Gerechtshof Arnhem-Leeuwarden, 31-07-2018, ECLI:NL:GHARL:2018:6876, 17/00612

Gerechtshof Arnhem-Leeuwarden, 31-07-2018, ECLI:NL:GHARL:2018:6876, 17/00612

Gegevens

Instantie
Gerechtshof Arnhem-Leeuwarden
Datum uitspraak
31 juli 2018
Datum publicatie
10 augustus 2018
ECLI
ECLI:NL:GHARL:2018:6876
Zaaknummer
17/00612

Inhoudsindicatie

Invordering. Kosten dwangbevel. Bezwaar tegen aanmaningskosten niet onderkend.

Uitspraak

locatie Arnhem

nummer 17/00612

uitspraakdatum: 31 juli 2018

Uitspraak van de tweede meervoudige belastingkamer

op het hoger beroep van

[X] te [Z] (hierna: belanghebbende)

tegen de uitspraak van rechtbank Gelderland van 4 mei 2017, nummer AWB 16/3302, in het geding tussen belanghebbende en

de ontvanger van de Belastingdienst/kantoor Arnhem (hierna: de Ontvanger)

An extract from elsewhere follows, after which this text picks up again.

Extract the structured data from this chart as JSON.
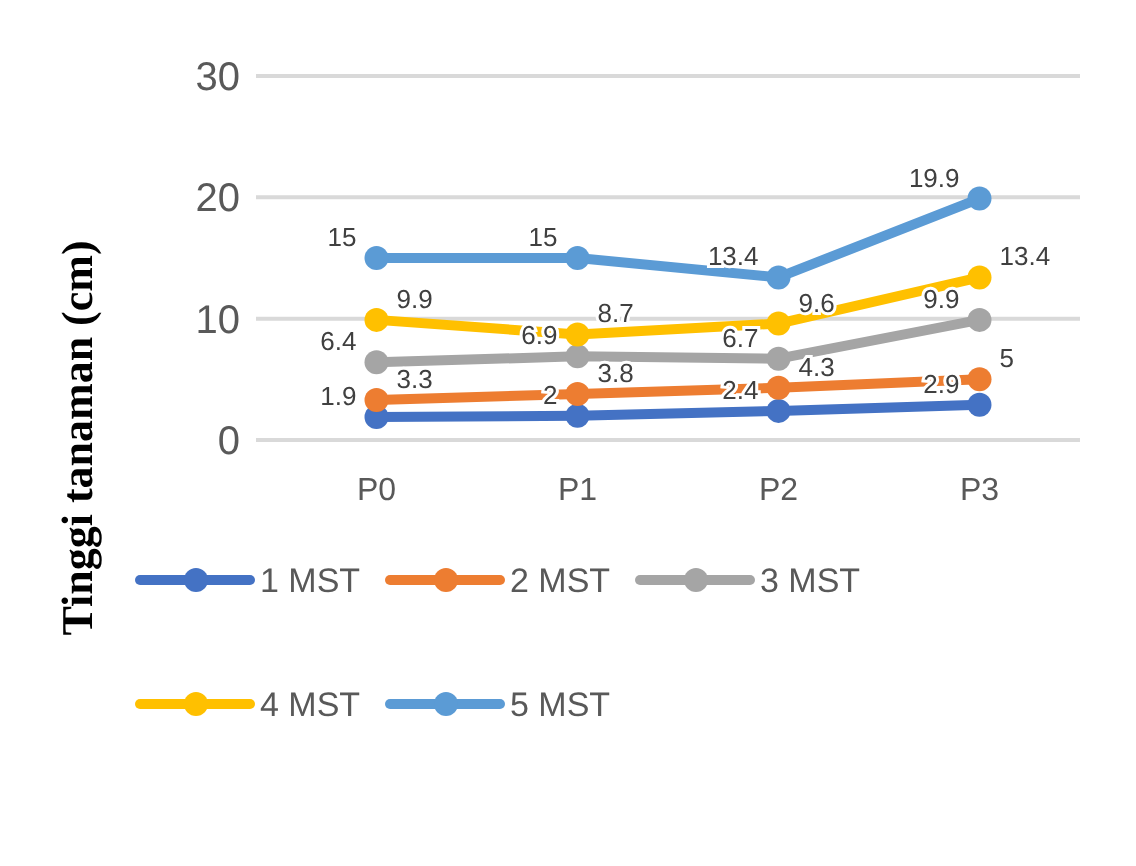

1 Ontstaan en loop van het geding

1.1.

Aan belanghebbende is over het jaar 1997 een navorderingsaanslag in de inkomstenbelasting/premie volksverzekeringen (hierna: IB/PVV) opgelegd. Ter zake van de betekening van een dwangbevel tot betaling van deze navorderingsaanslag heeft de Ontvanger belanghebbende bij beschikking kosten in rekening gebracht.

1.2.

Deze beschikking inzake de kosten is, na daartegen gemaakt bezwaar, bij uitspraak op bezwaar door de Ontvanger gehandhaafd.

1.3.

Belanghebbende heeft tegen die uitspraak op bezwaar beroep ingesteld bij de rechtbank Gelderland (hierna: de Rechtbank). De Rechtbank heeft het beroep ongegrond verklaard.

1.4.

Belanghebbende heeft tegen de uitspraak van de Rechtbank hoger beroep ingesteld.

1.5.

Het onderzoek ter zitting in hoger beroep heeft plaatsgevonden op 24 juli 2018 te Arnhem. Daarbij zijn verschenen en gehoord: mr. drs. [A] als de gemachtigde van belanghebbende alsmede mr. [B] , mr. [C] en [D] namens de Ontvanger.

1.6.

Van de zitting is een proces-verbaal opgemaakt. Een afschrift hiervan is aan deze uitspraak gehecht.

2 Vaststaande feiten

2.1.

Belanghebbende heeft zich eind 2009 als zogenoemde inkeerder gemeld bij de Belastingdienst in verband met door hem voor de fiscus verzwegen, in het buitenland aangehouden bankrekeningen.

2.2.

In verband hiermee heeft de inspecteur aan belanghebbende (onder meer) met dagtekening 31 december 2009 een navorderingsaanslag IB/PVV over het jaar 1997 opgelegd. Hiertegen heeft belanghebbende op 21 januari 2010 bezwaar aangetekend.

2.3.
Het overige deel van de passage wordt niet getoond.